I’ll test on Windows tomorrow. Code is here if you have any comments: https://github.com/FigBug/Gin/blob/master/modules/gin/utilities/realtimeasyncupdater.cpp

2 Likes

I did some similar tests myself yesterday and came up with a similar approach and a couple of others. This leads to some discussion.

Firstly, using a condition variable isn’t technically real-time safe. notify_one/all results in a system call which is a potentially blocking operation. This really begs the question whether people have strict real-time requirements for a library based RealTimeAsyncUpdater or they’d be happy with a condition variable approach.

Secondly, this does spin up a thread and maybe that’s ok, maybe it isn’t. If every plugin starts a thread for updates, in a DAW situation this could easily lead to hundreds of threads. Maybe this is acceptable though…

Finally, with this approach there is a subtle behavioural difference in that the handleAsyncUpdate callbacks will always happen in the order in which the RealTimeAsyncUpdaters are created. Again, for parameter updates this is probably ok but worth considering as it is a deviation from current behaviour.


I did have two other approaches that run either on a juce::Timer or background thread (via juce::HiResolutionTimer which have the benefit of being wait-free and so real-time safe.
However, because they poll you have to decide statically what update frequency to use and there will be wasted CPU polling when there has been no update.
With these approaches you are also subject to the latency of the timer. This gives an average latency of the timer period with a lot of jitter around it depending on when the update is signalled in relation to the timer period.

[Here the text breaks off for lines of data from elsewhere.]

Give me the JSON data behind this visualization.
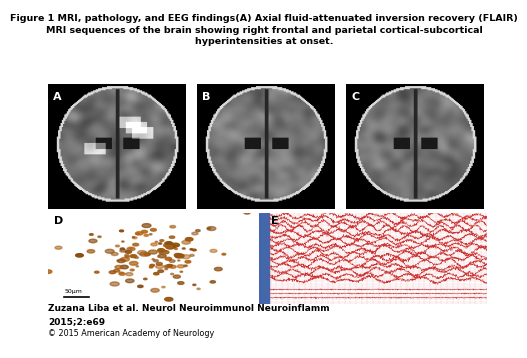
{
  "title_line1": "Figure 1 MRI, pathology, and EEG findings(A) Axial fluid-attenuated inversion recovery (FLAIR)",
  "title_line2": "MRI sequences of the brain showing right frontal and parietal cortical-subcortical",
  "title_line3": "hyperintensities at onset.",
  "citation": "Zuzana Liba et al. Neurol Neuroimmunol Neuroinflamm\n2015;2:e69",
  "copyright": "© 2015 American Academy of Neurology",
  "bg_color": "#ffffff",
  "title_fontsize": 6.8,
  "citation_fontsize": 6.5,
  "copyright_fontsize": 5.8,
  "mri_bg": "#111111",
  "patho_bg_color": "#c8b090",
  "patho_dot_color": "#b86818",
  "eeg_bg": "#f5f5f5",
  "eeg_grid_color": "#f0c0c0",
  "eeg_red": "#cc3333",
  "eeg_blue": "#3355bb",
  "eeg_sidebar": "#4466aa",
  "scalebar_text": "50μm",
  "label_fontsize": 8,
  "panel_label_color": "#ffffff",
  "panel_d_label_color": "#000000"
}
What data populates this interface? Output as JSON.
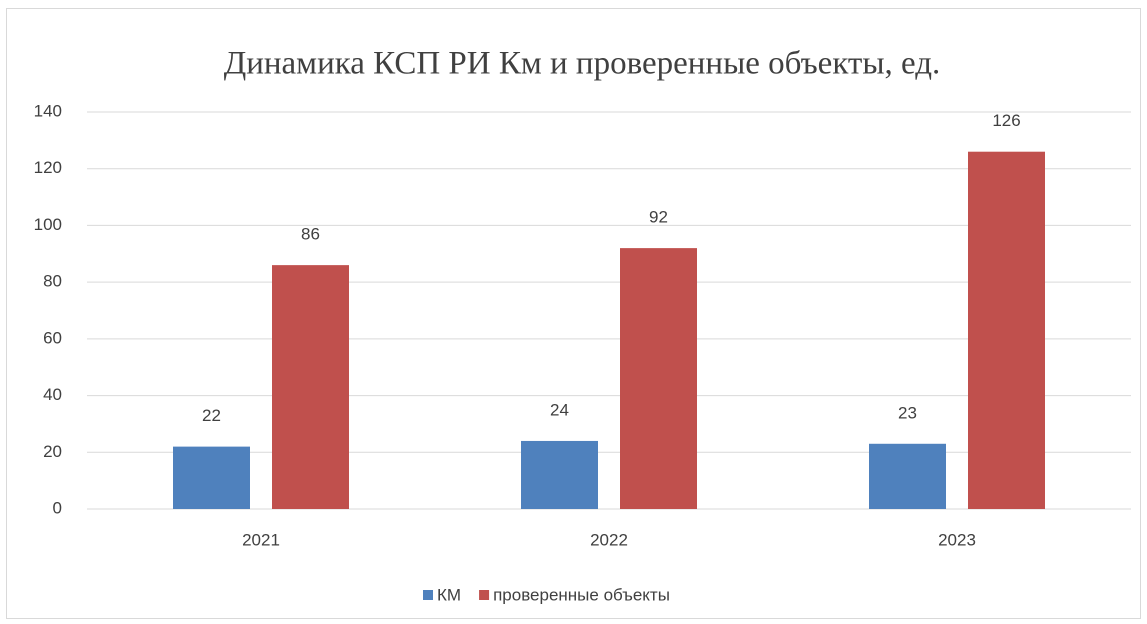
{
  "chart_data": {
    "type": "bar",
    "title": "Динамика КСП РИ Км и проверенные объекты, ед.",
    "categories": [
      "2021",
      "2022",
      "2023"
    ],
    "series": [
      {
        "name": "КМ",
        "color": "#4f81bd",
        "values": [
          22,
          24,
          23
        ]
      },
      {
        "name": "проверенные объекты",
        "color": "#c0504d",
        "values": [
          86,
          92,
          126
        ]
      }
    ],
    "ylim": [
      0,
      140
    ],
    "yticks": [
      0,
      20,
      40,
      60,
      80,
      100,
      120,
      140
    ],
    "grid": true,
    "legend": "bottom"
  }
}
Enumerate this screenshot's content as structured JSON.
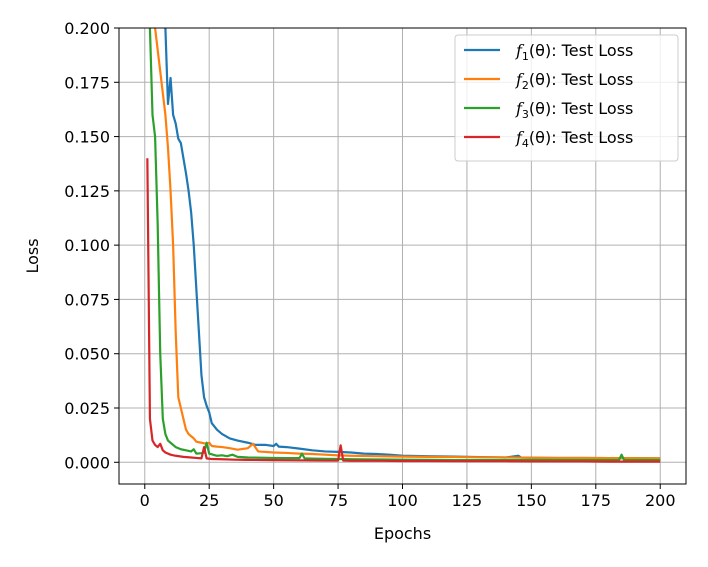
{
  "chart_data": {
    "type": "line",
    "title": "",
    "xlabel": "Epochs",
    "ylabel": "Loss",
    "xlim": [
      -10,
      210
    ],
    "ylim": [
      -0.01,
      0.2
    ],
    "xticks": [
      0,
      25,
      50,
      75,
      100,
      125,
      150,
      175,
      200
    ],
    "xtick_labels": [
      "0",
      "25",
      "50",
      "75",
      "100",
      "125",
      "150",
      "175",
      "200"
    ],
    "yticks": [
      0.0,
      0.025,
      0.05,
      0.075,
      0.1,
      0.125,
      0.15,
      0.175,
      0.2
    ],
    "ytick_labels": [
      "0.000",
      "0.025",
      "0.050",
      "0.075",
      "0.100",
      "0.125",
      "0.150",
      "0.175",
      "0.200"
    ],
    "grid": true,
    "legend_position": "top-right",
    "series": [
      {
        "name": "f1(θ): Test Loss",
        "legend": {
          "func": "f",
          "sub": "1",
          "rest": "(θ): Test Loss"
        },
        "color": "#1f77b4",
        "points": [
          [
            8,
            0.2
          ],
          [
            9,
            0.165
          ],
          [
            10,
            0.177
          ],
          [
            11,
            0.16
          ],
          [
            12,
            0.156
          ],
          [
            13,
            0.149
          ],
          [
            14,
            0.147
          ],
          [
            15,
            0.14
          ],
          [
            16,
            0.133
          ],
          [
            17,
            0.125
          ],
          [
            18,
            0.115
          ],
          [
            19,
            0.1
          ],
          [
            20,
            0.08
          ],
          [
            21,
            0.06
          ],
          [
            22,
            0.04
          ],
          [
            23,
            0.03
          ],
          [
            24,
            0.026
          ],
          [
            25,
            0.023
          ],
          [
            26,
            0.018
          ],
          [
            28,
            0.015
          ],
          [
            30,
            0.013
          ],
          [
            33,
            0.011
          ],
          [
            36,
            0.01
          ],
          [
            40,
            0.009
          ],
          [
            43,
            0.008
          ],
          [
            47,
            0.008
          ],
          [
            50,
            0.0075
          ],
          [
            51,
            0.0085
          ],
          [
            52,
            0.0072
          ],
          [
            55,
            0.007
          ],
          [
            60,
            0.0063
          ],
          [
            65,
            0.0055
          ],
          [
            70,
            0.005
          ],
          [
            75,
            0.0048
          ],
          [
            80,
            0.0045
          ],
          [
            85,
            0.004
          ],
          [
            90,
            0.0038
          ],
          [
            95,
            0.0035
          ],
          [
            100,
            0.003
          ],
          [
            110,
            0.0028
          ],
          [
            120,
            0.0026
          ],
          [
            125,
            0.0025
          ],
          [
            130,
            0.0024
          ],
          [
            140,
            0.0022
          ],
          [
            145,
            0.003
          ],
          [
            146,
            0.0022
          ],
          [
            150,
            0.0021
          ],
          [
            160,
            0.002
          ],
          [
            170,
            0.002
          ],
          [
            180,
            0.0019
          ],
          [
            190,
            0.0019
          ],
          [
            200,
            0.0018
          ]
        ]
      },
      {
        "name": "f2(θ): Test Loss",
        "legend": {
          "func": "f",
          "sub": "2",
          "rest": "(θ): Test Loss"
        },
        "color": "#ff7f0e",
        "points": [
          [
            4,
            0.2
          ],
          [
            5,
            0.19
          ],
          [
            6,
            0.18
          ],
          [
            7,
            0.17
          ],
          [
            8,
            0.16
          ],
          [
            9,
            0.145
          ],
          [
            10,
            0.125
          ],
          [
            11,
            0.1
          ],
          [
            12,
            0.06
          ],
          [
            13,
            0.03
          ],
          [
            14,
            0.025
          ],
          [
            15,
            0.02
          ],
          [
            16,
            0.015
          ],
          [
            17,
            0.013
          ],
          [
            18,
            0.012
          ],
          [
            19,
            0.011
          ],
          [
            20,
            0.0095
          ],
          [
            22,
            0.009
          ],
          [
            24,
            0.0085
          ],
          [
            25,
            0.009
          ],
          [
            26,
            0.0075
          ],
          [
            28,
            0.0072
          ],
          [
            30,
            0.007
          ],
          [
            33,
            0.0065
          ],
          [
            36,
            0.0058
          ],
          [
            40,
            0.0065
          ],
          [
            42,
            0.0085
          ],
          [
            44,
            0.005
          ],
          [
            50,
            0.0045
          ],
          [
            55,
            0.0043
          ],
          [
            60,
            0.004
          ],
          [
            65,
            0.0038
          ],
          [
            70,
            0.0035
          ],
          [
            75,
            0.0032
          ],
          [
            80,
            0.003
          ],
          [
            90,
            0.0028
          ],
          [
            100,
            0.0026
          ],
          [
            110,
            0.0025
          ],
          [
            120,
            0.0024
          ],
          [
            130,
            0.0023
          ],
          [
            140,
            0.0022
          ],
          [
            150,
            0.0021
          ],
          [
            160,
            0.002
          ],
          [
            170,
            0.002
          ],
          [
            180,
            0.0019
          ],
          [
            190,
            0.0019
          ],
          [
            200,
            0.0018
          ]
        ]
      },
      {
        "name": "f3(θ): Test Loss",
        "legend": {
          "func": "f",
          "sub": "3",
          "rest": "(θ): Test Loss"
        },
        "color": "#2ca02c",
        "points": [
          [
            2,
            0.2
          ],
          [
            3,
            0.16
          ],
          [
            4,
            0.15
          ],
          [
            5,
            0.11
          ],
          [
            6,
            0.05
          ],
          [
            7,
            0.02
          ],
          [
            8,
            0.013
          ],
          [
            9,
            0.01
          ],
          [
            10,
            0.009
          ],
          [
            12,
            0.007
          ],
          [
            14,
            0.006
          ],
          [
            16,
            0.0055
          ],
          [
            18,
            0.005
          ],
          [
            19,
            0.006
          ],
          [
            20,
            0.004
          ],
          [
            22,
            0.0042
          ],
          [
            23,
            0.0045
          ],
          [
            24,
            0.009
          ],
          [
            25,
            0.004
          ],
          [
            28,
            0.003
          ],
          [
            30,
            0.0032
          ],
          [
            32,
            0.0028
          ],
          [
            34,
            0.0035
          ],
          [
            36,
            0.0025
          ],
          [
            40,
            0.0022
          ],
          [
            45,
            0.0021
          ],
          [
            50,
            0.002
          ],
          [
            55,
            0.0019
          ],
          [
            60,
            0.0019
          ],
          [
            61,
            0.004
          ],
          [
            62,
            0.0018
          ],
          [
            65,
            0.0017
          ],
          [
            70,
            0.0016
          ],
          [
            75,
            0.0015
          ],
          [
            80,
            0.0014
          ],
          [
            90,
            0.0013
          ],
          [
            100,
            0.0012
          ],
          [
            110,
            0.0011
          ],
          [
            120,
            0.001
          ],
          [
            130,
            0.001
          ],
          [
            140,
            0.001
          ],
          [
            150,
            0.001
          ],
          [
            160,
            0.001
          ],
          [
            170,
            0.001
          ],
          [
            180,
            0.001
          ],
          [
            184,
            0.001
          ],
          [
            185,
            0.0035
          ],
          [
            186,
            0.001
          ],
          [
            190,
            0.001
          ],
          [
            200,
            0.001
          ]
        ]
      },
      {
        "name": "f4(θ): Test Loss",
        "legend": {
          "func": "f",
          "sub": "4",
          "rest": "(θ): Test Loss"
        },
        "color": "#d62728",
        "points": [
          [
            1,
            0.14
          ],
          [
            2,
            0.02
          ],
          [
            3,
            0.01
          ],
          [
            4,
            0.008
          ],
          [
            5,
            0.007
          ],
          [
            6,
            0.0085
          ],
          [
            7,
            0.0055
          ],
          [
            8,
            0.0045
          ],
          [
            10,
            0.0035
          ],
          [
            12,
            0.003
          ],
          [
            15,
            0.0025
          ],
          [
            18,
            0.0022
          ],
          [
            20,
            0.002
          ],
          [
            22,
            0.0018
          ],
          [
            23,
            0.007
          ],
          [
            24,
            0.0018
          ],
          [
            26,
            0.0015
          ],
          [
            30,
            0.0014
          ],
          [
            35,
            0.0012
          ],
          [
            40,
            0.0011
          ],
          [
            50,
            0.001
          ],
          [
            60,
            0.0009
          ],
          [
            70,
            0.0008
          ],
          [
            75,
            0.0008
          ],
          [
            76,
            0.0078
          ],
          [
            77,
            0.0008
          ],
          [
            80,
            0.0007
          ],
          [
            90,
            0.0007
          ],
          [
            100,
            0.0006
          ],
          [
            110,
            0.0006
          ],
          [
            120,
            0.0005
          ],
          [
            130,
            0.0005
          ],
          [
            140,
            0.0005
          ],
          [
            150,
            0.0004
          ],
          [
            160,
            0.0004
          ],
          [
            170,
            0.0004
          ],
          [
            180,
            0.0003
          ],
          [
            190,
            0.0003
          ],
          [
            200,
            0.0003
          ]
        ]
      }
    ]
  }
}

With the Timer approach I also wonder what effect this might have on other timers running in your app as it will always be part of the timer callback queue and might lead to more shuffling around.

1 Like

I need to update my performance numbers, they aren’t as good as I thought. I was including signalling the event when it’s already signalled. That’s pointless and really fast. So here are the numbers when actually waking up the thread every time.

macOS:

Performance count for "signal" over 1000 run(s)
Average = 3 microsecs, minimum = 1 microsecs, maximum = 43 microsecs, total = 2968 microsecs
Performance count for "signal" over 1000 run(s)
Average = 4 microsecs, minimum = 1 microsecs, maximum = 98 microsecs, total = 3829 microsecs
Performance count for "signal" over 1000 run(s)
Average = 4 microsecs, minimum = 1 microsecs, maximum = 73 microsecs, total = 3756 microsecs
Performance count for "signal" over 1000 run(s)
Average = 4 microsecs, minimum = 1 microsecs, maximum = 162 microsecs, total = 3782 microsecs
Performance count for "signal" over 1000 run(s)
Average = 5 microsecs, minimum = 0 microsecs, maximum = 161 microsecs, total = 5029 microsecs
Performance count for "signal" over 1000 run(s)
Average = 5 microsecs, minimum = 1 microsecs, maximum = 45 microsecs, total = 4515 microsecs
Performance count for "signal" over 1000 run(s)
Average = 4 microsecs, minimum = 1 microsecs, maximum = 43 microsecs, total = 3825 microsecs

Windows:

Performance count for "signal" over 1000 run(s)
Average = 1 microsecs, minimum = 1 microsecs, maximum = 9 microsecs, total = 1154 microsecs
Performance count for "signal" over 1000 run(s)
Average = 1 microsecs, minimum = 1 microsecs, maximum = 12 microsecs, total = 1167 microsecs
Performance count for "signal" over 1000 run(s)
Average = 1 microsecs, minimum = 1 microsecs, maximum = 4 microsecs, total = 1070 microsecs
Performance count for "signal" over 1000 run(s)
Average = 2 microsecs, minimum = 0 microsecs, maximum = 842 microsecs, total = 1981 microsecs
Performance count for "signal" over 1000 run(s)
Average = 1 microsecs, minimum = 1 microsecs, maximum = 11 microsecs, total = 1018 microsecs
Performance count for "signal" over 1000 run(s)
Average = 1 microsecs, minimum = 1 microsecs, maximum = 3 microsecs, total = 938 microsecs
Performance count for "signal" over 1000 run(s)
Average = 1 microsecs, minimum = 1 microsecs, maximum = 13 microsecs, total = 907 microsecs
Performance count for "signal" over 1000 run(s)
Average = 1 microsecs, minimum = 1 microsecs, maximum = 49 microsecs, total = 1146 microsecs

I also updated it so it calls the callbacks in the order they were triggered.